The Taoiseach said on the morning of the budget that he had no apologies to make for giving people back some of their own money, and this is certainly what his Government did in Budget 2025.
Never were the two relevant ministers faced with such an array of riches.
These include €14.1bn from the Apple tax ruling; €3.1bn from the sales of AIB shares; and a surplus of €1.5bn in the national training fund.
Overlaying all of this is a projected surplus in the public finances of €25.4bn in 2024 and almost €12bn in 2025, before any budget day announcements.
The budget had a very short-term focus, with a significant amount of expenditure occurring in the cost-of-living package, and further significant expenditure and tax commitments in 2025.
The key short-term issues that the budget sought to address are the impact of elevated inflation and higher interest rates on the cost-of-living, the need to relieve pressure on squeezed middle-income earners, the increased cost of doing business for small businesses, and the ongoing critical housing crisis.

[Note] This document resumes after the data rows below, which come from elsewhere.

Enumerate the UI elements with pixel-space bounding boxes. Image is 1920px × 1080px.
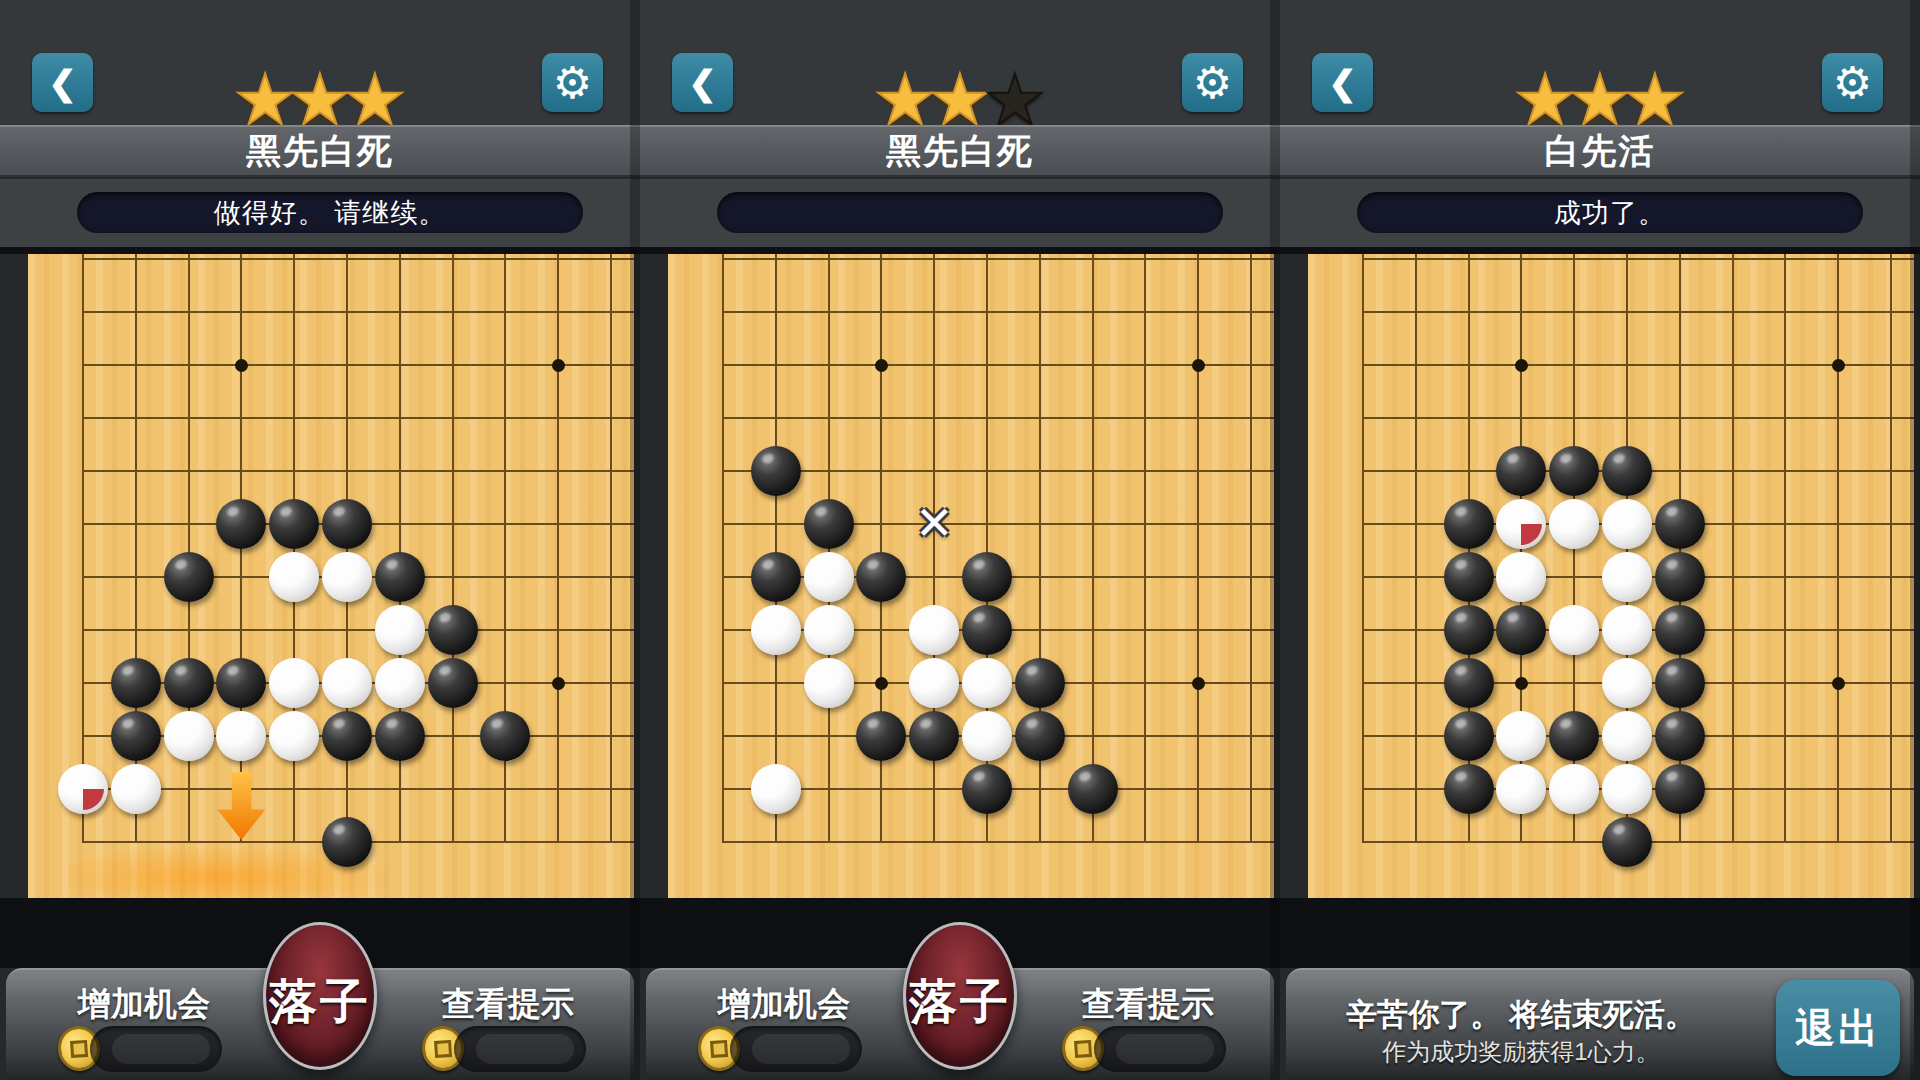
- black-stone: [480, 711, 530, 761]
- message-pill: 成功了。: [1357, 192, 1863, 233]
- gear-icon: ⚙: [1193, 57, 1232, 108]
- result-line-2: 作为成功奖励获得1心力。: [1286, 1036, 1756, 1068]
- black-stone: [962, 552, 1012, 602]
- view-hint-cost-pill[interactable]: [1094, 1026, 1226, 1072]
- white-stone: [1496, 552, 1546, 602]
- star-point: [1832, 359, 1845, 372]
- black-stone: [1015, 658, 1065, 708]
- grid-line-vertical: [1890, 254, 1892, 843]
- black-stone: [962, 605, 1012, 655]
- separator: [640, 247, 1280, 254]
- black-stone: [1655, 764, 1705, 814]
- grid-line-vertical: [1144, 254, 1146, 843]
- black-stone: [428, 658, 478, 708]
- separator: [1280, 247, 1920, 254]
- add-chances-cost-pill[interactable]: [730, 1026, 862, 1072]
- grid-line-horizontal: [1362, 311, 1914, 313]
- bottom-control-bar: 增加机会 查看提示 落子: [646, 968, 1274, 1080]
- white-stone: [804, 605, 854, 655]
- white-stone: [111, 764, 161, 814]
- grid-line-horizontal: [722, 470, 1274, 472]
- white-stone: [1496, 711, 1546, 761]
- grid-line-horizontal: [722, 841, 1274, 843]
- add-chances-cost-pill[interactable]: [90, 1026, 222, 1072]
- white-stone: [1549, 764, 1599, 814]
- black-stone: [1655, 499, 1705, 549]
- panel-divider: [1270, 0, 1280, 1080]
- last-move-red-mark: [1521, 524, 1542, 545]
- bottom-control-bar: 增加机会 查看提示 落子: [6, 968, 634, 1080]
- white-stone: [1602, 499, 1652, 549]
- grid-line-vertical: [557, 254, 559, 843]
- message-pill: 做得好。 请继续。: [77, 192, 583, 233]
- black-stone: [269, 499, 319, 549]
- grid-line-vertical: [775, 254, 777, 843]
- star-point: [875, 677, 888, 690]
- message-pill: [717, 192, 1223, 233]
- puzzle-title: 白先活: [1545, 128, 1656, 175]
- gear-icon: ⚙: [553, 57, 592, 108]
- star-point: [552, 677, 565, 690]
- grid-line-vertical: [610, 254, 612, 843]
- black-stone: [1444, 552, 1494, 602]
- black-stone: [1444, 605, 1494, 655]
- white-stone: [164, 711, 214, 761]
- grid-line-vertical: [452, 254, 454, 843]
- white-stone: [804, 552, 854, 602]
- black-stone: [1444, 711, 1494, 761]
- black-stone: [1549, 446, 1599, 496]
- black-stone: [1068, 764, 1118, 814]
- black-stone: [1655, 605, 1705, 655]
- star-point: [1192, 359, 1205, 372]
- puzzle-title: 黑先白死: [246, 128, 394, 175]
- black-stone: [111, 711, 161, 761]
- black-stone: [322, 499, 372, 549]
- view-hint-label: 查看提示: [398, 982, 618, 1027]
- gear-icon: ⚙: [1833, 57, 1872, 108]
- settings-button[interactable]: ⚙: [1822, 53, 1883, 112]
- star-point: [1515, 359, 1528, 372]
- black-stone: [1602, 446, 1652, 496]
- view-hint-label: 查看提示: [1038, 982, 1258, 1027]
- black-stone: [1444, 764, 1494, 814]
- place-stone-button[interactable]: 落子: [903, 922, 1017, 1070]
- white-stone: [1496, 764, 1546, 814]
- white-stone: [1549, 499, 1599, 549]
- star-point: [1192, 677, 1205, 690]
- grid-line-vertical: [1250, 254, 1252, 843]
- view-hint-cost-pill[interactable]: [454, 1026, 586, 1072]
- grid-line-vertical: [722, 254, 724, 843]
- black-stone: [1496, 605, 1546, 655]
- grid-line-horizontal: [82, 470, 634, 472]
- last-move-red-mark: [83, 789, 104, 810]
- puzzle-title-bar: 黑先白死: [640, 125, 1280, 177]
- black-stone: [1496, 446, 1546, 496]
- grid-line-horizontal: [82, 629, 634, 631]
- separator: [0, 247, 640, 254]
- go-board[interactable]: ✕: [668, 254, 1274, 898]
- exit-button[interactable]: 退出: [1776, 980, 1900, 1076]
- white-stone: [1602, 552, 1652, 602]
- black-stone: [1444, 499, 1494, 549]
- white-stone: [1602, 764, 1652, 814]
- grid-line-vertical: [1415, 254, 1417, 843]
- puzzle-title-bar: 白先活: [1280, 125, 1920, 177]
- add-chances-label: 增加机会: [34, 982, 254, 1027]
- grid-line-horizontal: [82, 788, 634, 790]
- white-stone: [269, 658, 319, 708]
- message-text: 成功了。: [1554, 195, 1666, 231]
- white-stone: [322, 658, 372, 708]
- grid-line-horizontal: [1362, 417, 1914, 419]
- black-stone: [216, 499, 266, 549]
- white-stone: [1602, 605, 1652, 655]
- black-stone: [1655, 658, 1705, 708]
- white-stone: [375, 658, 425, 708]
- white-stone: [322, 552, 372, 602]
- white-stone: [909, 605, 959, 655]
- white-stone: [962, 711, 1012, 761]
- settings-button[interactable]: ⚙: [1182, 53, 1243, 112]
- board-shadow-strip: [1280, 898, 1920, 968]
- black-stone: [111, 658, 161, 708]
- go-board[interactable]: [1308, 254, 1914, 898]
- go-board[interactable]: [28, 254, 634, 898]
- grid-line-horizontal: [1362, 258, 1914, 260]
- message-strip: 做得好。 请继续。: [0, 179, 640, 247]
- black-stone: [804, 499, 854, 549]
- black-stone: [322, 711, 372, 761]
- black-stone: [751, 446, 801, 496]
- white-stone: [216, 711, 266, 761]
- grid-line-horizontal: [82, 258, 634, 260]
- grid-line-horizontal: [722, 311, 1274, 313]
- puzzle-panel-2: ❮ ★★★ ⚙ 黑先白死 ✕ 增加机会 查看提示 落子: [640, 0, 1280, 1080]
- black-stone: [856, 552, 906, 602]
- black-stone: [909, 711, 959, 761]
- white-stone: [1496, 499, 1546, 549]
- white-stone: [1549, 605, 1599, 655]
- grid-line-vertical: [1837, 254, 1839, 843]
- black-stone: [856, 711, 906, 761]
- black-stone: [1655, 711, 1705, 761]
- white-stone: [751, 605, 801, 655]
- star-point: [235, 359, 248, 372]
- white-stone: [375, 605, 425, 655]
- panel-divider: [630, 0, 640, 1080]
- black-stone: [751, 552, 801, 602]
- grid-line-vertical: [1362, 254, 1364, 843]
- black-stone: [375, 552, 425, 602]
- grid-line-horizontal: [722, 417, 1274, 419]
- puzzle-panel-1: ❮ ★★★ ⚙ 黑先白死 做得好。 请继续。 增加机会 查看提示 落子: [0, 0, 640, 1080]
- black-stone: [1549, 711, 1599, 761]
- white-stone: [269, 711, 319, 761]
- grid-line-vertical: [1784, 254, 1786, 843]
- puzzle-title-bar: 黑先白死: [0, 125, 640, 177]
- black-stone: [164, 658, 214, 708]
- black-stone: [216, 658, 266, 708]
- star-point: [1515, 677, 1528, 690]
- grid-line-vertical: [1732, 254, 1734, 843]
- puzzle-panel-3: ❮ ★★★ ⚙ 白先活 成功了。 辛苦你了。 将结束死活。 作为成功奖励获得1心…: [1280, 0, 1920, 1080]
- grid-line-vertical: [82, 254, 84, 843]
- message-strip: [640, 179, 1280, 247]
- bottom-result-bar: 辛苦你了。 将结束死活。 作为成功奖励获得1心力。 退出: [1286, 968, 1914, 1080]
- white-stone: [269, 552, 319, 602]
- puzzle-title: 黑先白死: [886, 128, 1034, 175]
- white-stone: [1602, 711, 1652, 761]
- message-strip: 成功了。: [1280, 179, 1920, 247]
- place-stone-button[interactable]: 落子: [263, 922, 377, 1070]
- grid-line-horizontal: [722, 258, 1274, 260]
- white-stone: [58, 764, 108, 814]
- grid-line-horizontal: [82, 417, 634, 419]
- black-stone: [322, 817, 372, 867]
- black-stone: [962, 764, 1012, 814]
- grid-line-vertical: [1092, 254, 1094, 843]
- hint-arrow-down-icon: [217, 772, 265, 840]
- grid-line-horizontal: [82, 311, 634, 313]
- grid-line-vertical: [1197, 254, 1199, 843]
- black-stone: [1444, 658, 1494, 708]
- wrong-move-x-mark: ✕: [904, 496, 964, 550]
- black-stone: [1655, 552, 1705, 602]
- white-stone: [909, 658, 959, 708]
- white-stone: [751, 764, 801, 814]
- message-text: 做得好。 请继续。: [214, 195, 447, 231]
- star-point: [1832, 677, 1845, 690]
- star-point: [552, 359, 565, 372]
- white-stone: [1602, 658, 1652, 708]
- black-stone: [428, 605, 478, 655]
- black-stone: [1602, 817, 1652, 867]
- black-stone: [375, 711, 425, 761]
- white-stone: [804, 658, 854, 708]
- add-chances-label: 增加机会: [674, 982, 894, 1027]
- white-stone: [962, 658, 1012, 708]
- result-line-1: 辛苦你了。 将结束死活。: [1286, 994, 1756, 1036]
- settings-button[interactable]: ⚙: [542, 53, 603, 112]
- panel-divider: [1910, 0, 1920, 1080]
- black-stone: [164, 552, 214, 602]
- black-stone: [1015, 711, 1065, 761]
- star-point: [875, 359, 888, 372]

Interpreting the exact size of the incredibly generous budget package is difficult given the confusion around core and non-core expenditure, the fact that a considerable lump of the cost-of-living package will be expended in the three months of the year remaining, and the investment expenditure plans that are spread out over some years.
The theory of prudent fiscal policy is that policy should be counter-cyclical. In other words: When an economy is growing strongly, fiscal policy should be tightened. When an economy is weak, fiscal policy should ideally be expansionary. Ireland does not have a great track record in this regard.
Budget 2025 is an incredibly stimulatory package, and arguably one that the economy in general does not need, although certain sectors did require specific support.
The overall stance of fiscal policy manifested in the budget is extremely stimulatory and largely ignores many warnings from the Irish Fiscal Advisory Council.
I fail to see evidence that the economy is overheating, as evidenced by the deceleration in the inflation rate to 0.2% in September, measured on the EU Harmonised Index of Consumer Prices basis.
While it may not be overheating, the economy is growing at a reasonable pace and arguably did not warrant the magnitude of the fiscal policy package delivered. The overall approach is very much of the scattergun variety, with lots of money scattered thinly across many parts of society. However, the pragmatic reality is that this is a pre-election budget and the Exchequer is awash with cash.
Having become so accustomed to once-off cost-of-living payments, it will be difficult for recipients to adjust to normality — whenever that happens.